The full study sample, which included 344 first, second, third, and fourth-grade students in 19 classrooms, was approximately evenly split between female and male students (52% vs. 48%, respectively). The majority of study participants (66%) were White, 13% were Asian/Pacific Islander, and 11% were Hispanic. None of the students were classified as English learners, less than 2% were receiving special education, and less than 3% were eligible for free or reduced-price lunch.

Intervention Group

Students in the intervention group used Accelerated Reader™ over the course of 1 school year. Teachers reported using the intervention daily (on average, 4.9 out of 5 days a week) in their classrooms, allowing for 30–45 minutes of independent reading practice per day. During this time, students read books within their reading and interest levels and took Accelerated Reader™ quizzes that tested their understanding of the book. The intervention was used to supplement the standard reading curriculum (Scott Foresman).

Comparison Group

Students in the comparison group were taught using a similar set of reading curricula as the intervention group, but without the addition of Accelerated Reader™. Both groups supplemented their core curricula—Scott Foresman—with other materials.

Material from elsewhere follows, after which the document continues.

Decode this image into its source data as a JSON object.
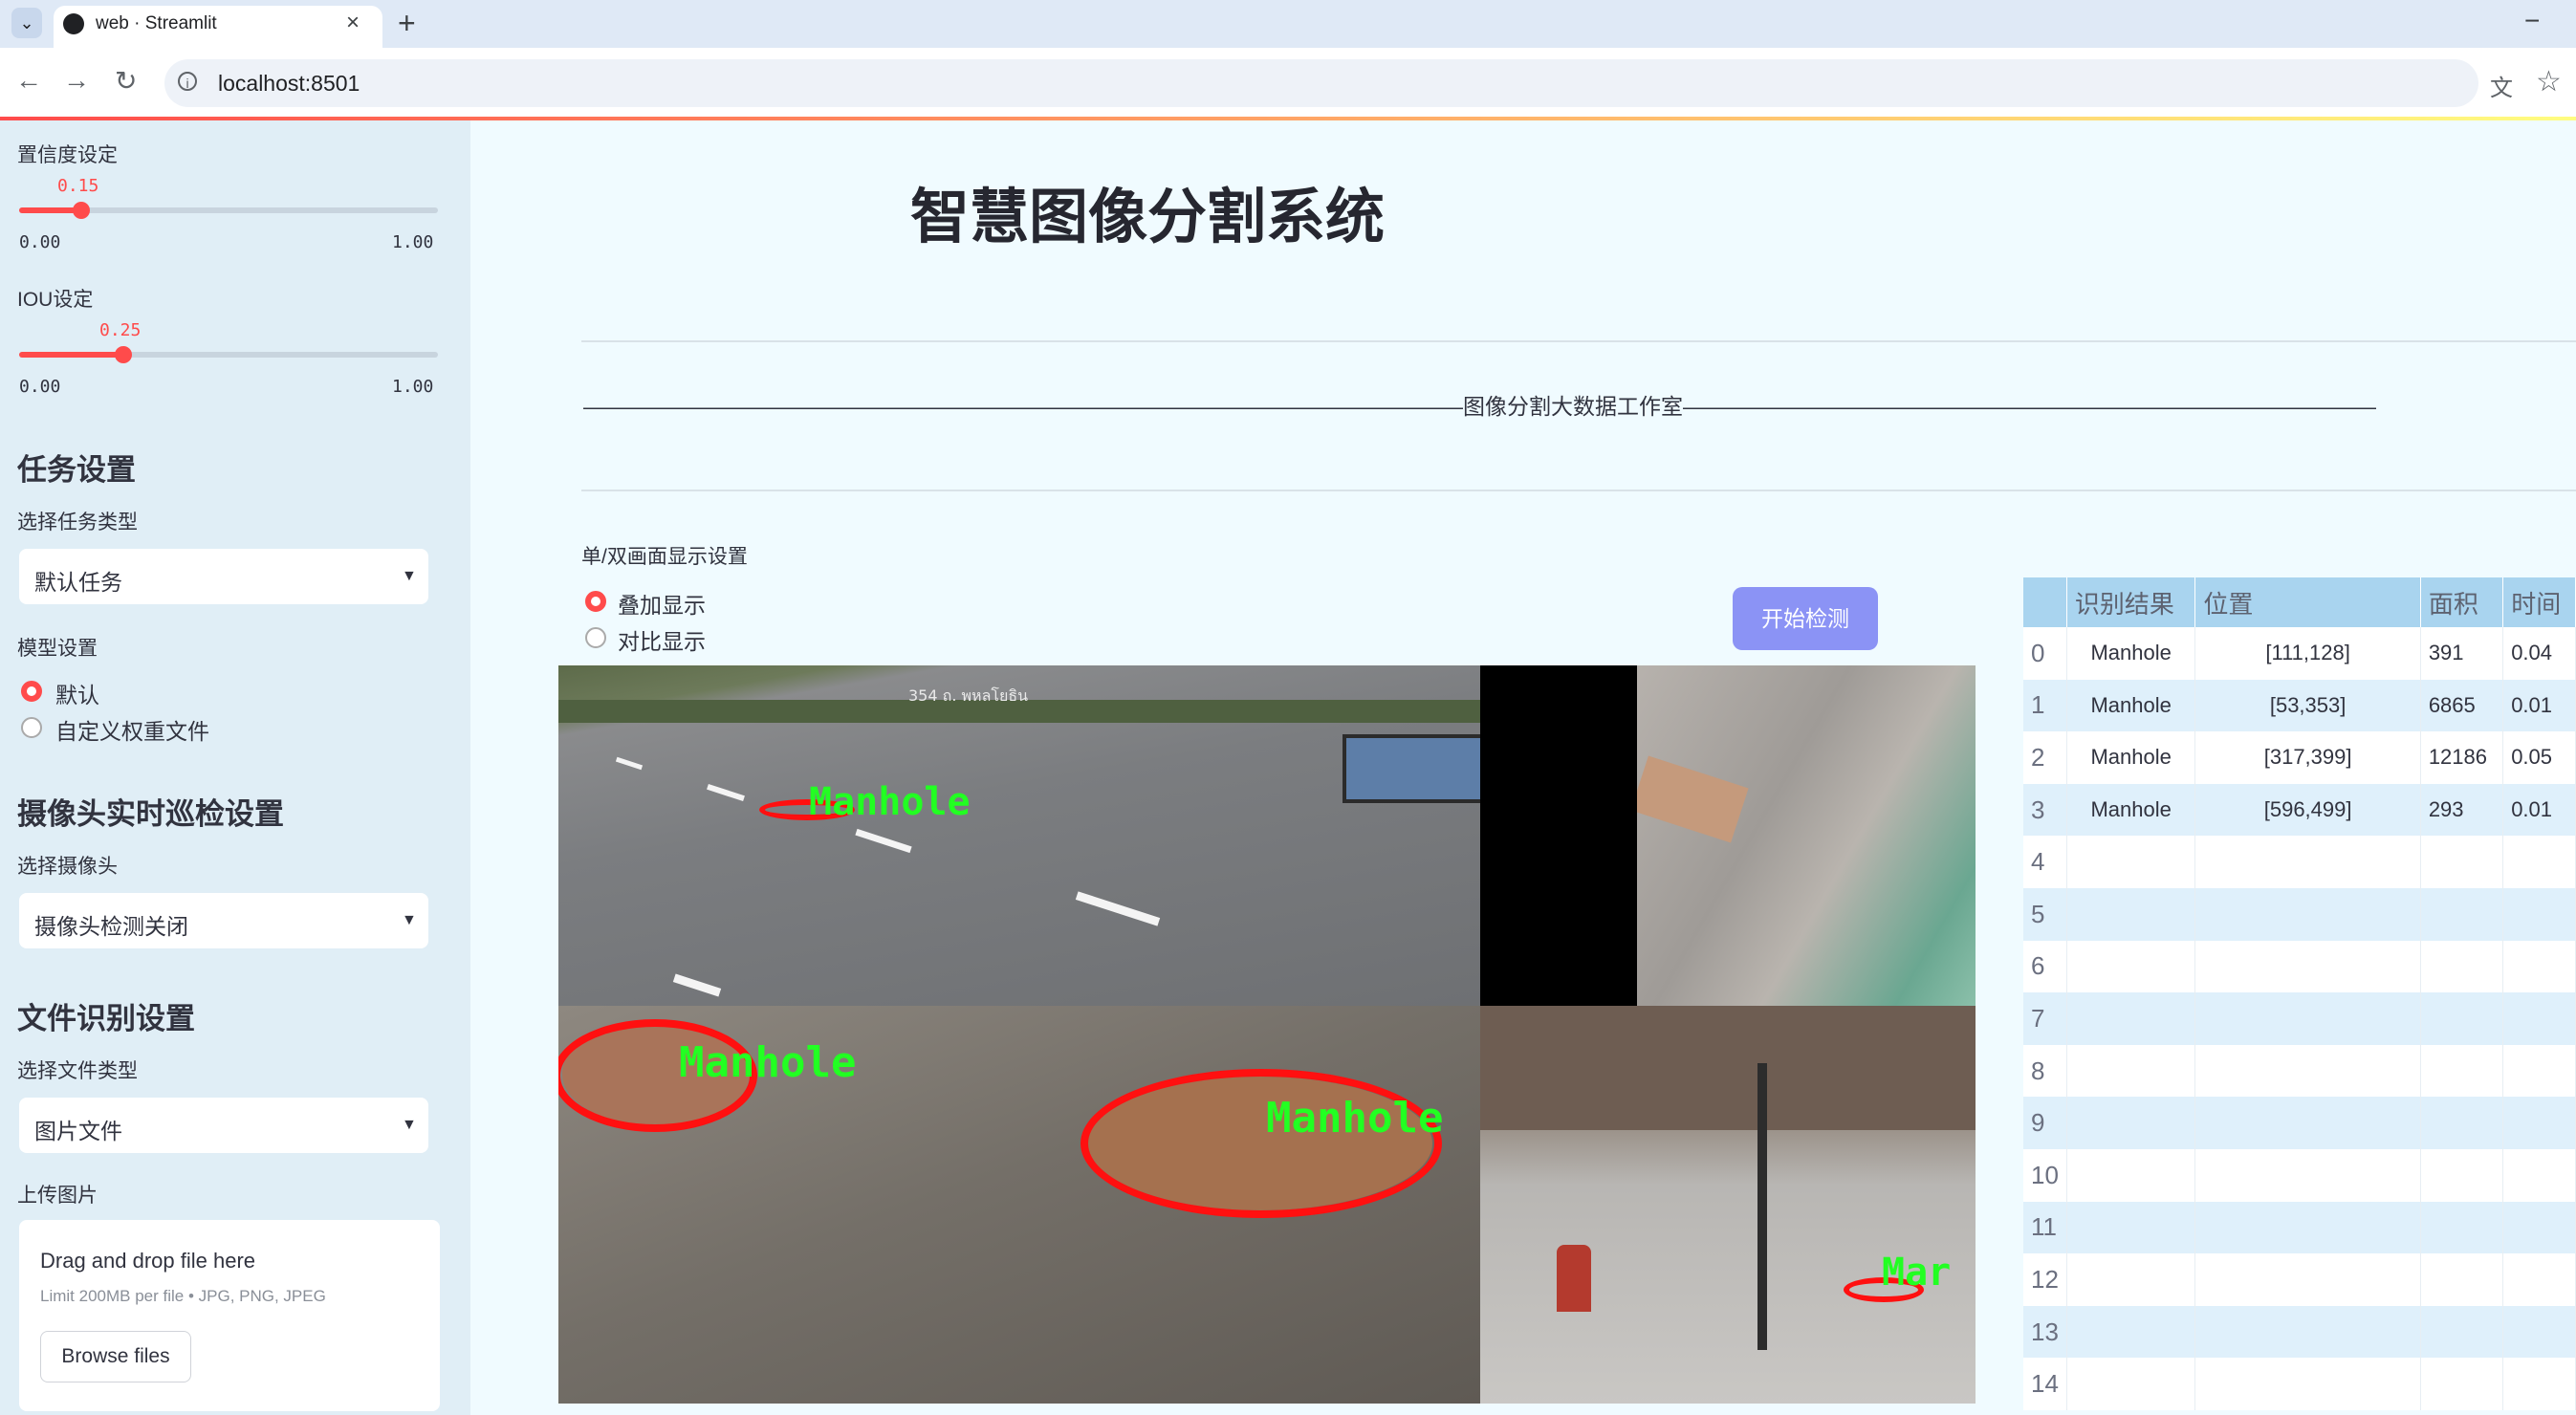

Support for implementation

Renaissance Learning, the program developer, provided a training seminar to intervention teachers at the beginning of the school year and conducted training visits to each school throughout the study period.

In the case of multiple manuscripts that report on one study, the WWC selects one manuscript as the primary citation and lists other manuscripts that describe the study as additional sources.

  • Shannon, L. C., Styers, M. K., Wilkerson, S. B., & Peery, E. (2014). Computer-assisted learning in elementary reading: A randomized control trial. Charlottesville, VA: Magnolia Consulting.

  • Shannon, L. C., Styers, M. K., Wilkerson, S. B., & Peery, E. (2015). Computer-assisted learning in elementary reading: A randomized control trial. Computers in the Schools, 32(1), 20–34.